Chemicals That Eased One Woe Worsen Another
Monday, July 20, 2009
This is not the funny kind of irony: Scientists say the chemicals that helped solve the last global environmental crisis -- the hole in the ozone layer -- are making the current one worse.
The chemicals, called hydrofluorocarbons (HFCs), were introduced widely in the 1990s to replace ozone-depleting gases used in air conditioners, refrigerators and insulating foam.
They worked: The earth's protective shield seems to be recovering.
But researchers say what's good for ozone is bad for climate change. In the atmosphere, these replacement chemicals act like "super" greenhouse gases, with a heat-trapping power that can be 4,470 times that of carbon dioxide.
Now, scientists say, the world must find replacements for the replacements -- or these super-emissions could cancel out other efforts to stop global warming.
"Whatever targets you thought you were going to make," said David Fahey, a physicist at the National Oceanic and Atmospheric Administration, "it will be undermined by the fact that you have . . . additional emissions that you hadn't planned on."
The colorless, odorless replacement chemicals enter the atmosphere in tiny amounts, often leaking out of refrigerators and air conditioners, or escaping when those machines break and are improperly dumped. They now account for about 2 percent of the climate-warming power of U.S. emissions, according to the Environmental Protection Agency.

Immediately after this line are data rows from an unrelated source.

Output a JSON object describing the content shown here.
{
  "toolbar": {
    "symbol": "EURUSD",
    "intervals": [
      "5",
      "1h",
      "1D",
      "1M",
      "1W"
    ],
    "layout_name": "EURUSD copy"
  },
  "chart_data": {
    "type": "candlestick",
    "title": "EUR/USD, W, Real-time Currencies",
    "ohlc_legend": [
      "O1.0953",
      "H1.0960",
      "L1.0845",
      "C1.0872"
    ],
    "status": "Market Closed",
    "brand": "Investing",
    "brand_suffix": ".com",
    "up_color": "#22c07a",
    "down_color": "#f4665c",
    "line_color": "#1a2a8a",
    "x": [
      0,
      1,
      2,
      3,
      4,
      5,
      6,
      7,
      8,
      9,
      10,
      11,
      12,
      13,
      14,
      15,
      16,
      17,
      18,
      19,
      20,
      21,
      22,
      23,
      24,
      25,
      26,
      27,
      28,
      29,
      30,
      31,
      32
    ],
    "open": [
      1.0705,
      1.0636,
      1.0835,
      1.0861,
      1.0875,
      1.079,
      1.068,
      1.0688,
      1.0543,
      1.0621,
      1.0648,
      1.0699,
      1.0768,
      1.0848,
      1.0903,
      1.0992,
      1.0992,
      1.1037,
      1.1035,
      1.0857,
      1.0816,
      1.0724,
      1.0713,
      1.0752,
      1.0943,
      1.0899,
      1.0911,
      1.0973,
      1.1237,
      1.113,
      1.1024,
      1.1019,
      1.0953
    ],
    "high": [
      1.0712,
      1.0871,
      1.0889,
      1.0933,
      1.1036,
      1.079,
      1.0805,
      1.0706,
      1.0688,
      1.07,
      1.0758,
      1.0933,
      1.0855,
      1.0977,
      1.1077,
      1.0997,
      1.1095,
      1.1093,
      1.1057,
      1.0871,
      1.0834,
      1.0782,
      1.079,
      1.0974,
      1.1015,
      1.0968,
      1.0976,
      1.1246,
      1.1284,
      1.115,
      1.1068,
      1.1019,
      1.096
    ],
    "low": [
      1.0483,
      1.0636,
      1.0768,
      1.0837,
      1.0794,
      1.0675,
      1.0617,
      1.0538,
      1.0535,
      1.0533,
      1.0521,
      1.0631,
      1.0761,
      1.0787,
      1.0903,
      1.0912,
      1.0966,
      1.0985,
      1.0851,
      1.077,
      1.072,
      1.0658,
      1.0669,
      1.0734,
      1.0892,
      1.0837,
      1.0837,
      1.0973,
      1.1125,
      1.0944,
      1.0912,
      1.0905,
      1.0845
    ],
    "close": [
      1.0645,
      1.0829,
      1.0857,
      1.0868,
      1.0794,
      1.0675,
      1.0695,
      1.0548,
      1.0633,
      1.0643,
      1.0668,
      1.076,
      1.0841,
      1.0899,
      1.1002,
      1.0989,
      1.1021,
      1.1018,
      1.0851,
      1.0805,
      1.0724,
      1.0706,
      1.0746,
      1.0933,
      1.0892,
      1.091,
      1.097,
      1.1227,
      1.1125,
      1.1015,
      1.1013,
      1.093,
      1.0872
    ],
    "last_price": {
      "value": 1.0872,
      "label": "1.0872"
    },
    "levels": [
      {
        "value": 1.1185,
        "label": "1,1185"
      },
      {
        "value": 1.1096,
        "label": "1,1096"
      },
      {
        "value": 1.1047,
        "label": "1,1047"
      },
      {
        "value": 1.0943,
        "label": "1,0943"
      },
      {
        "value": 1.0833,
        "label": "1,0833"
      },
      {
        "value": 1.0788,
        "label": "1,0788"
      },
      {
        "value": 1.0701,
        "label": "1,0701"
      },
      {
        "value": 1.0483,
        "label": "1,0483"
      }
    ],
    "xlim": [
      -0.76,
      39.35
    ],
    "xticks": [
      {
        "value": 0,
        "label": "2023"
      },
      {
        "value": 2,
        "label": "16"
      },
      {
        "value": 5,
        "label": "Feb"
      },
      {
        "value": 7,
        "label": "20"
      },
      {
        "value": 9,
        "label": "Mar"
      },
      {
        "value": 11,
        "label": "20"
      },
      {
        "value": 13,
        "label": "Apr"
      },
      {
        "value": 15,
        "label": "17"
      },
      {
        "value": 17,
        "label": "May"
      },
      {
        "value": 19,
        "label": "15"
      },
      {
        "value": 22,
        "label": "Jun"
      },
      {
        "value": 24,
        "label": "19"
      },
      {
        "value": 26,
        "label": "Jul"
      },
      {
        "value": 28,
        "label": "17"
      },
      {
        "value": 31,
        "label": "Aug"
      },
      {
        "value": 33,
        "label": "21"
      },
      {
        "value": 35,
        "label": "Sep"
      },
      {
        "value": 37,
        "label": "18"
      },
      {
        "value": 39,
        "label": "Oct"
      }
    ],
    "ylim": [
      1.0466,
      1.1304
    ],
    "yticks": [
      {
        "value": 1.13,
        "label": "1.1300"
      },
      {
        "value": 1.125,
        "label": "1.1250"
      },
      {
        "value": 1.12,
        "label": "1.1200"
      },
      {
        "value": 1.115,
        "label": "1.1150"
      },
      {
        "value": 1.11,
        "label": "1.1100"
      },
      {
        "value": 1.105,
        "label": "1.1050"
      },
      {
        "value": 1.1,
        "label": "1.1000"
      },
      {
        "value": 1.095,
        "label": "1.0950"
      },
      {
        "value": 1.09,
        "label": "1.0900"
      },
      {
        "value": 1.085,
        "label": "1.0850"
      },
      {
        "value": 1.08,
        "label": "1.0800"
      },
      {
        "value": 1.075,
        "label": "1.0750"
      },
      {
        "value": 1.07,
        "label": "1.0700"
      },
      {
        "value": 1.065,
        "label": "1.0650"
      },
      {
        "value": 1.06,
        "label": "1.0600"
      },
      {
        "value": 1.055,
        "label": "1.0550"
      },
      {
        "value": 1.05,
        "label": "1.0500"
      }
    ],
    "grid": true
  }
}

That is still far less than carbon dioxide, which is produced by burning fossil fuels and accounts for about 85 percent of the problem. And it is less than the roughly 10 percent of warming from methane, which comes from sources including farm animals and decomposing trash.
But in recent weeks, these obscure gases have been given a higher profile in the carbon-dominated debate on climate change.
Last month, a group of scientists published a paper projecting that, if unchecked, the emissions would rise rapidly over the next 40 years. By 2050, they found, the amount of super greenhouse gases in the atmosphere might be equal to six or more years' worth of carbon dioxide emissions.
And last week, diplomats met in Geneva to discuss ideas for a worldwide reduction in HFCs.
"You have this moment when you could nip this problem in the bud and avoid this very large growth of a dangerous chemical," said David Doniger, policy director at the Natural Resources Defense Council's climate center, from Geneva. "Now, in the next couple of years, is when you have to do this."